O que aconteceu com o jogador?
Segundo o boletim de ocorrência e relatos de testemunhas, Guilherme jogava futebol em um campo no bairro Vila Carvalho quando foi abordado por pelo menos cinco homens que chegaram em um carro preto. Ele foi colocado no veículo e levado embora. Desde então, não foi mais visto. A irmã do jogador recebeu uma ligação informando o sequestro.
Guilherme é meio-campista do Casagrande Futebol Clube, que disputa o Campeonato Amador A2 de Ribeirão Preto. A família registrou boletim de ocorrência por desaparecimento, sequestro e cárcere privado.
Namorada é suspeita de ameaças e furto
Na véspera do desaparecimento, Guilherme discutiu com a namorada na casa onde mora com a mãe. A mulher foi embora levando o celular dele e R$ 100 que estavam na capinha do aparelho. A mãe do jogador ligou para o telefone e foi ameaçada de morte pela nora, que também disse que mataria Guilherme. O boletim de ocorrência inclui ameaça e furto.
No domingo, a namorada procurou o jogador em casa e foi informada de que ele estava jogando futebol. A polícia espera que ela preste depoimento.
Linha de investigação da polícia
A Delegacia de Investigações Criminais (Deic) trabalha para localizar Guilherme e esclarecer o que ocorreu após o sequestro. Os investigadores analisam depoimentos, aparelhos celulares e outras evidências. O delegado José Carvalho de Araújo Júnior, chefe da Deic de Ribeirão Preto, afirma que o celular é uma ferramenta importante para indicar deslocamentos e contatos.
"O tribunal do crime é uma prática paralela usada por criminosos que fazem justiça por algo que eles consideram contra a lei deles", explica o delegado. Até o momento, não há informação oficial que confirme essa versão.
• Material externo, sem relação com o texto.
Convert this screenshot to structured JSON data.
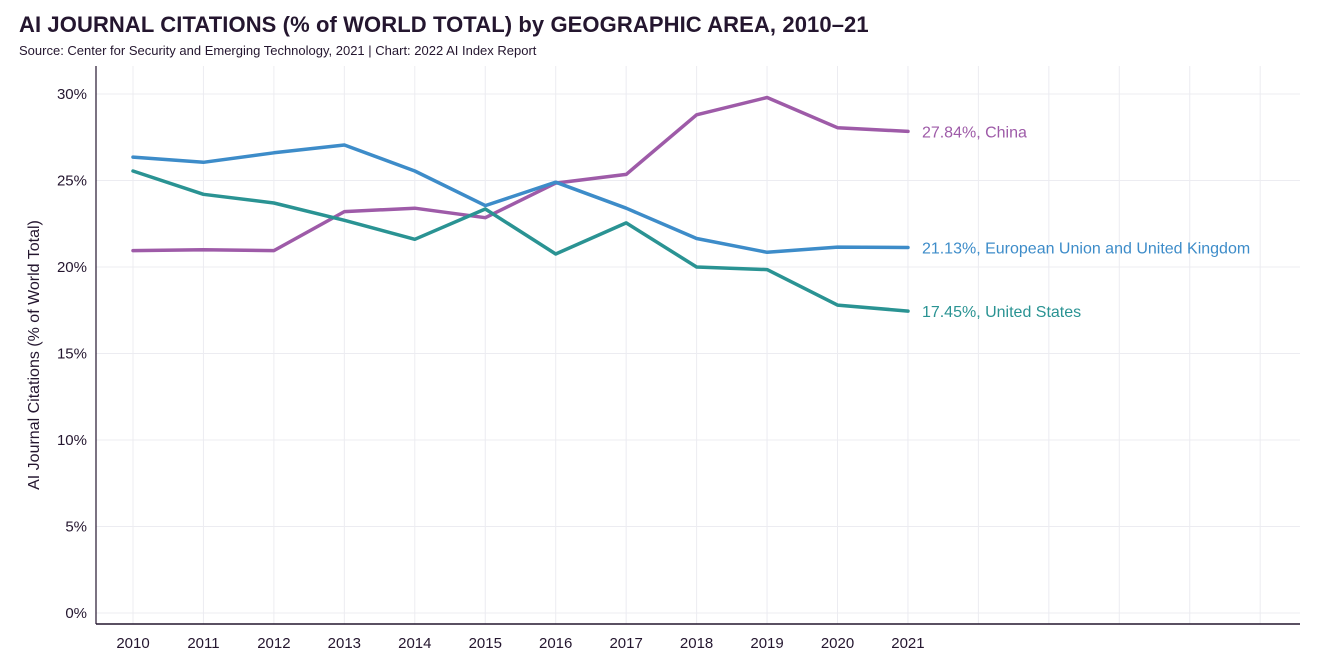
{
  "header": {
    "title": "AI JOURNAL CITATIONS (% of WORLD TOTAL) by GEOGRAPHIC AREA, 2010–21",
    "subtitle": "Source: Center for Security and Emerging Technology, 2021 | Chart: 2022 AI Index Report"
  },
  "chart_data": {
    "type": "line",
    "title": "AI JOURNAL CITATIONS (% of WORLD TOTAL) by GEOGRAPHIC AREA, 2010–21",
    "ylabel": "AI Journal Citations (% of World Total)",
    "xlabel": "",
    "x": [
      2010,
      2011,
      2012,
      2013,
      2014,
      2015,
      2016,
      2017,
      2018,
      2019,
      2020,
      2021
    ],
    "x_tick_labels": [
      "2010",
      "2011",
      "2012",
      "2013",
      "2014",
      "2015",
      "2016",
      "2017",
      "2018",
      "2019",
      "2020",
      "2021"
    ],
    "x_range": [
      2009.5,
      2026.5
    ],
    "ylim": [
      0,
      30.5
    ],
    "y_ticks": [
      0,
      5,
      10,
      15,
      20,
      25,
      30
    ],
    "y_tick_labels": [
      "0%",
      "5%",
      "10%",
      "15%",
      "20%",
      "25%",
      "30%"
    ],
    "grid": true,
    "series": [
      {
        "name": "China",
        "color": "#9e5ba8",
        "end_label": "27.84%, China",
        "values": [
          20.95,
          21.0,
          20.95,
          23.2,
          23.4,
          22.85,
          24.85,
          25.35,
          28.8,
          29.8,
          28.05,
          27.84
        ]
      },
      {
        "name": "European Union and United Kingdom",
        "color": "#3d8cc9",
        "end_label": "21.13%, European Union and United Kingdom",
        "values": [
          26.35,
          26.05,
          26.6,
          27.05,
          25.55,
          23.55,
          24.9,
          23.4,
          21.65,
          20.85,
          21.15,
          21.13
        ]
      },
      {
        "name": "United States",
        "color": "#2a9393",
        "end_label": "17.45%, United States",
        "values": [
          25.55,
          24.2,
          23.7,
          22.7,
          21.6,
          23.35,
          20.75,
          22.55,
          20.0,
          19.85,
          17.8,
          17.45
        ]
      }
    ]
  }
}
Os investigadores verificam a autenticidade de vídeos e imagens atribuídos a Guilherme envolvendo abuso sexual infantil.
Dificuldades na investigação
O local do sequestro não possui câmeras de monitoramento e é uma área onde as pessoas evitam contato com a polícia. "Ali não tem qualquer câmera. É realmente um ambiente que o próprio pessoal que frequenta impede qualquer monitoramento", diz Araújo Júnior. A polícia pede que testemunhas procurem as autoridades.
"Qualquer pessoa que tenha tido contato com essa situação, é importante que nos procure para que a gente continue e melhore a investigação do caso", completa o delegado. Denúncias anônimas podem ser feitas pelo Disque-Denúncia, no 181.
Posição da polícia sobre o 'tribunal do crime'
Araújo Júnior ressalta que a existência de um "tribunal do crime" é inadmissível e que a polícia aprofundará as apurações para identificar e responsabilizar os envolvidos. "Isso aí é uma situação que a sociedade repudia e a polícia, mais ainda. Nós vamos trabalhar para localizar e esclarecer, se é que houve envolvimento com esse tal 'tribunal do crime'. Mas o nosso trabalho é justamente esse, ir a fundo, e resolver a questão, indicar quem esteve envolvido e punir essas pessoas com a lei", afirma.